Institute of Physiology I, Life and Brain Center, Medical Faculty, University of Bonn, Sigmund-Freud-Str. 25, 53127, Bonn, Germany.
Research Training Group 1873, University of Bonn, 53127, Bonn, Germany.
Sci Rep. 2017 Aug 29;7(1):9629. doi: 10.1038/s41598-017-09760-7.
Side effects on cardiac ion channels are one major reason for new drugs to fail during preclinical evaluation. Herein we propose a simple optogenetic screening tool measuring extracellular field potentials (FP) from paced cardiomyocytes to identify drug effects over the whole physiological heart range, which is essential given the rate-dependency of ion channel function and drug action. Human induced pluripotent stem cell-derived cardiomyocytes were transduced with an adeno-associated virus to express Channelrhodopsin2 and plated on micro-electrode arrays. Global pulsed illumination (470 nm, 1 ms, 0.9 mW/mm) was applied at frequencies from 1 to 2.5 Hz, which evoked FP simultaneously in all cardiomyocytes. This synchronized activation allowed averaging of FP from all electrodes resulting in one robust FP signal for analysis. Field potential duration (FPD) was ~25% shorter at 2.5 Hz compared to 1 Hz. Inhibition of hERG channels prolonged FPD only at low heart rates whereas Ca channel block shortened FPD at all heart rates. Optogenetic pacing also allowed analysis of the maximum downstroke velocity of the FP to detect drug effects on Na channel availability. In principle, the presented method is well scalable for high content cardiac toxicity screening or personalized medicine for inherited cardiac channelopathies.

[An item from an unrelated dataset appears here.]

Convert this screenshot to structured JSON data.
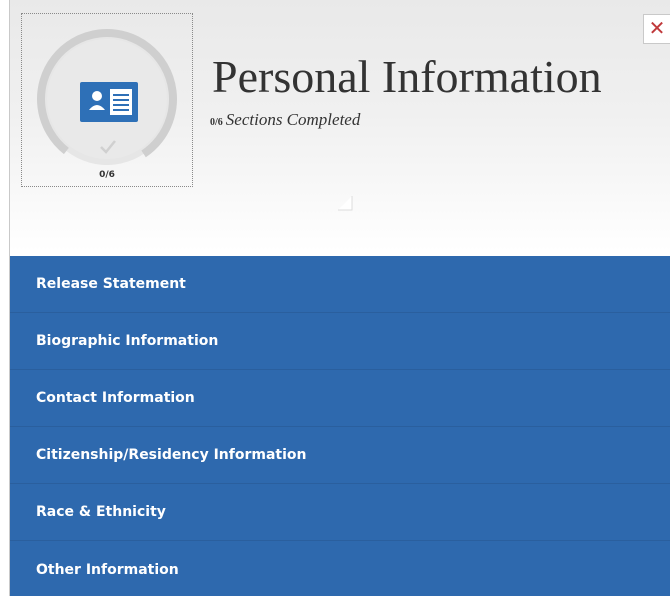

心脏离子通道的副作用是新药在临床前评估中失败的一个主要原因。在此,我们提出了一种简单的光遗传学筛选工具,可测量起搏心肌细胞的细胞外场电位 (FP),以识别整个生理心脏范围内的药物作用,鉴于离子通道功能和药物作用的速率依赖性,这是必不可少的。用人诱导多能干细胞衍生的心肌细胞转导腺相关病毒表达 Channelrhodopsin2,并铺在微电极阵列上。以 1 至 2.5 Hz 的频率施加全局脉冲光照 (470nm,1ms,0.9mW/mm),同时激发所有心肌细胞的 FP。这种同步激活允许对所有电极的 FP 进行平均,从而得到一个用于分析的稳健 FP 信号。与 1 Hz 相比,2.5 Hz 时 FP 持续时间 (~25%)缩短。抑制 hERG 通道仅在低心率时延长 FPD,而钙通道阻断则在所有心率下缩短 FPD。光遗传学起搏还允许分析 FP 的最大下冲速度,以检测钠通道可用性对药物的影响。原则上,所提出的方法非常适合高通量心脏毒性筛选或遗传性心脏通道病的个性化医疗。